The Sardis church was wealthy – but degenerate. There was no life, no spirit there, and the Christian church was lacking vitality. Church members were busy but ‘dead’ in the sins that came to captivate and rule them. Sin kills the highest part of human nature, so Christ called them to wake from their lethargy.
Those in the church at Philadelphia are described as ‘a pillar in the Temple of God’ for their loyalty despite persecution. They are presented with ‘an open door’ into God’s kingdom.
Laodicea was the only Church of which the Risen Christ had nothing good to say. It was a big banking and financial centre and one of the wealthiest cities in the world. They were proud and felt that they didn’t even need God.
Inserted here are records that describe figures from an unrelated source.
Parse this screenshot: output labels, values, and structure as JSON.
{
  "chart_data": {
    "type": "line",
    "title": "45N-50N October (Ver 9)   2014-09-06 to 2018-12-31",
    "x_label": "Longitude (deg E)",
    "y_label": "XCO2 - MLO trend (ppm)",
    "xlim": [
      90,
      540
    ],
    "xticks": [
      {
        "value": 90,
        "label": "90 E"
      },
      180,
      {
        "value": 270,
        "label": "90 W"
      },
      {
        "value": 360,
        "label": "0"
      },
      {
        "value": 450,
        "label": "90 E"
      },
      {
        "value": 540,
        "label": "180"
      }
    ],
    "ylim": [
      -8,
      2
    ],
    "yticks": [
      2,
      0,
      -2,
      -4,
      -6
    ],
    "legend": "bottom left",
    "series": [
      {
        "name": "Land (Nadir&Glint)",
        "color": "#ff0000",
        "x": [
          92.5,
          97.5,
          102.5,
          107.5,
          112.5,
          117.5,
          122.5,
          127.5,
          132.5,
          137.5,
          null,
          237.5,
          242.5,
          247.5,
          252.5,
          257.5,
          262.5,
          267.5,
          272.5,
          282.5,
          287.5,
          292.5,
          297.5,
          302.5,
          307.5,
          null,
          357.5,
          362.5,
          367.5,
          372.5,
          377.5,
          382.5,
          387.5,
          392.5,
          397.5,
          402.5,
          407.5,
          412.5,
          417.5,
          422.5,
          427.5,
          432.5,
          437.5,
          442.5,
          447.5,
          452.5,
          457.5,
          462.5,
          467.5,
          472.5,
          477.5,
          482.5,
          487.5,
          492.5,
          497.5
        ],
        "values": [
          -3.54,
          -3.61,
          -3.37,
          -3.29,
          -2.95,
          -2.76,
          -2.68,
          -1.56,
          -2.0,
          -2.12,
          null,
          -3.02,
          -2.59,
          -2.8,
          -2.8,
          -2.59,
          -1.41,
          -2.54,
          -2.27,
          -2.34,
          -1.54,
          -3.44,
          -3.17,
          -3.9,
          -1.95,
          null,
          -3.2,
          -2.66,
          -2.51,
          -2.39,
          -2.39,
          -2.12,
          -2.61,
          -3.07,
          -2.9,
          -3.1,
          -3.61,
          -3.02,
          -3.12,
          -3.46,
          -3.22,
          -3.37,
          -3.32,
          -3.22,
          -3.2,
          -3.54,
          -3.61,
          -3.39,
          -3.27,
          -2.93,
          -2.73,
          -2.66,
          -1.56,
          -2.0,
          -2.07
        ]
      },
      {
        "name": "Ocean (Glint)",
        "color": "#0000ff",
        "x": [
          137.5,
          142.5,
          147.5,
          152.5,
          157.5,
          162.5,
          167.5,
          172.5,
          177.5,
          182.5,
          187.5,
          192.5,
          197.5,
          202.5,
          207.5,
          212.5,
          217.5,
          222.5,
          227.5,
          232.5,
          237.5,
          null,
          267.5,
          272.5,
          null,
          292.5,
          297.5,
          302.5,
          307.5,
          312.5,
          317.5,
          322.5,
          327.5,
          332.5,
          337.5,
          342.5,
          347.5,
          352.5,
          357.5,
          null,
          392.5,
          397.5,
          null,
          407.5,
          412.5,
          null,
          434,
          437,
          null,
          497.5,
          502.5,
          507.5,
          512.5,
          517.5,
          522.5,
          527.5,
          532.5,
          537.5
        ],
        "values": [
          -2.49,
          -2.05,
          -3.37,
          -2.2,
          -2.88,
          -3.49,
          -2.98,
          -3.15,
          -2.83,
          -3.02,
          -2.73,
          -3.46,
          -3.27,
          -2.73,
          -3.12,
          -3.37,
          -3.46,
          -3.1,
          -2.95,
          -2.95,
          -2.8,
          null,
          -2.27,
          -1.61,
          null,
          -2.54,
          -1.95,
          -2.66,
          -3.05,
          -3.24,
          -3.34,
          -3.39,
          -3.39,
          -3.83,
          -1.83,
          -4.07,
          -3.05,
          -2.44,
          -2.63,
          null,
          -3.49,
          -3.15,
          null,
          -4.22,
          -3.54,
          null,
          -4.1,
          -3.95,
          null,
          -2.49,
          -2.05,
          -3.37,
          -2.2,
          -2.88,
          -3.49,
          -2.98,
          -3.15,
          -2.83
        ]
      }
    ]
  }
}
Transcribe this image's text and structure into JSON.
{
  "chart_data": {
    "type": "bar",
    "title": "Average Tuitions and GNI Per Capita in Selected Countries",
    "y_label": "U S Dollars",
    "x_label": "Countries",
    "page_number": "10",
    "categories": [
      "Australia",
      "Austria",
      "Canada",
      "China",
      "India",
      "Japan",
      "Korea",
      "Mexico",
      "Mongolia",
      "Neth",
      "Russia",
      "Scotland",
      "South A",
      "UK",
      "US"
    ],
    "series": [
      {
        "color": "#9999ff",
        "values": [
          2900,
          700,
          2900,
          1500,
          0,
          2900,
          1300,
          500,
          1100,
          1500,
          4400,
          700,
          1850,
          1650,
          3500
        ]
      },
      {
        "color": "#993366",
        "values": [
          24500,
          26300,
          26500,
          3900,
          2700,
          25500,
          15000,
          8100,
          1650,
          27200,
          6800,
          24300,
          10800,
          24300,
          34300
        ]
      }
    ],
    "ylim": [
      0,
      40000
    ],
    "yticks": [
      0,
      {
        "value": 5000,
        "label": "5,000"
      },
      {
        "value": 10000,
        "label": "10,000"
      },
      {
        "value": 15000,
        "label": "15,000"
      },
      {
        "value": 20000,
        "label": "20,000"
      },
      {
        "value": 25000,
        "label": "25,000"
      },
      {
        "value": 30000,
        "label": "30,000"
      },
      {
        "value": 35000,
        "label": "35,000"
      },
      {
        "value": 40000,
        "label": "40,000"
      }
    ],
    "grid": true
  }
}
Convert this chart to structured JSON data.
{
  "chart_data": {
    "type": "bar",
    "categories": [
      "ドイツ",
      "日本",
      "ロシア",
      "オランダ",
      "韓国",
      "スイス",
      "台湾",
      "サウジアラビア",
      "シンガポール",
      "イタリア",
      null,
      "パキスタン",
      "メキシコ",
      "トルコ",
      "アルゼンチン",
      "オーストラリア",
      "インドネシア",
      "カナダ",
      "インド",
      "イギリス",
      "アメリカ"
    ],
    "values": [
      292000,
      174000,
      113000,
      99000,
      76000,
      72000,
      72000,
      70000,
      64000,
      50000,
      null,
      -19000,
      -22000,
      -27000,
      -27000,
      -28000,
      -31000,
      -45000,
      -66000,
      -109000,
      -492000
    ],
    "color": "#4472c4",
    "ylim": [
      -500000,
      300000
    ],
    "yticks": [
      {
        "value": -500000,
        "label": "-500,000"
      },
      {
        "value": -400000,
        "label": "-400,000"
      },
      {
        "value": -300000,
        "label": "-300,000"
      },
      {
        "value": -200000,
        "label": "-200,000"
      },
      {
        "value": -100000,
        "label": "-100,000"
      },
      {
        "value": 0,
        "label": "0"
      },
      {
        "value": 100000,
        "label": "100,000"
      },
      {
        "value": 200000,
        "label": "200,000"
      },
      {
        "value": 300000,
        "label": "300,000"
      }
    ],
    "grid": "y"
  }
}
The vision says: ‘You are wretched, pitiable, poor, blind and naked.’ It became a great manufacturing centre of clothing, but they didn’t realise that in the sight of God they were naked. It was a famous for their eye ointment exported abroad, but it was not realised that in the sight of God they were spiritually blind.
Their indifference, ‘neither hot nor cold’ made them nauseating to God. When one does not care one way or the other Love is frustrated and defeated.
We’re given the vision of a picture: Behold I stand at the door and knock. If anyone hears my voice and opens the door, I will come in to him and eat with him, and he with me. Jesus, much as He greatly desires to enter, never imposes. There is no handle on the outside of the door - it’s for us to open. His knock is continuous, but he uses just a light knuckle. When we invite him we gain his personal fellowship. Christ at the door portrays yearning and love knocking at the door of hearts. No religion other than Christianity portrays God as the seeker of people. George Fox wrote in 1676: ‘So what is this door that Christ knocks at? Is it not the door of your hearts, minds, and souls? And therefore, do not you stop your ears and close your eyes like the Pharisees, but hear Christ’s voice, by turning at the reproofs (or disapprovals) of his spirit and his light; and then he which hath enlightened you will ‘come in, and sup with you and you with him.’
The book of Revelation moves on with visions of terror in the last times – the ultimate workings of God for mankind, signs of the last and final battle between God and the forces of evil.
Beyond that were seen blessings and glory in the power of the Almighty God.
At the end of the book of Revelation: God creates A new heaven and a new earth.
‘I saw the Holy City, the new Jerusalem coming down out of heaven from God’.
This is not a literal city. Jerusalem as a symbol becomes a mirror of humanity, we’re offered a new, perfect place coming to us from heaven to spend our lives with God.